Uma esquerda que seja digna de seu nome deve voltar-se no olhar e na ação para o novo ar que se respira na juventude e com ele ajudar a “contaminar” os trabalhadores. Os garis, rodoviários, já mostraram como muitos setores dos trabalhadores anseiam por isto.

É possível e necessário outras práticas no “mundo operário”. Um mundo que pode ser muito mais rico, democrático, plural e prenhe de iniciativas, do que o que se respira na estreiteza do mundo sindical CUTista com sua divisão entre a política (petista) e a pauta (econômica e limitada) na porta da fábrica, entre as categorias que se unificam somente sob ação eleitoral e não para a luta de classes.
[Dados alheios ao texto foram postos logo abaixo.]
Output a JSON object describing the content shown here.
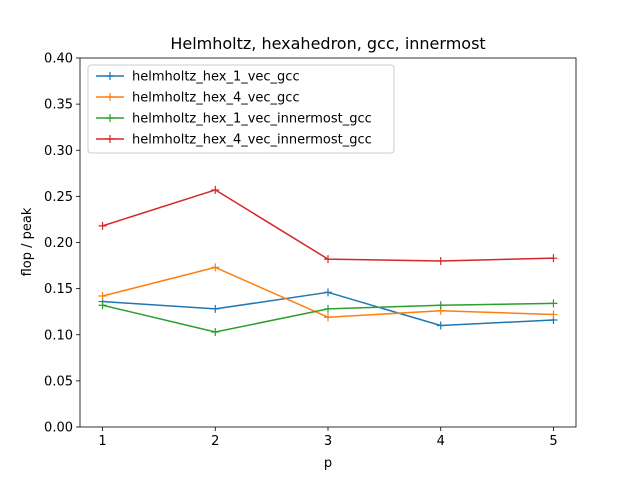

Em meio a uma profunda crise no país que também se apresenta como uma crise para e da esquerda é necessário uma revolução e renovação na esquerda do país.

Para esta revolução-renovação na esquerda brasileira acontecer é imprescindível olhar para os de baixo tanto quanto contribuir para que tiremos lições sobre o PT, sobre Lula, sobre a CUT. Esta batalha de ideias é crucial para uma esquerda que não caia em velhos erros e saiba, sem voluntarismos, “fazer sua hora” e não o igualmente velho rezar para acontecer.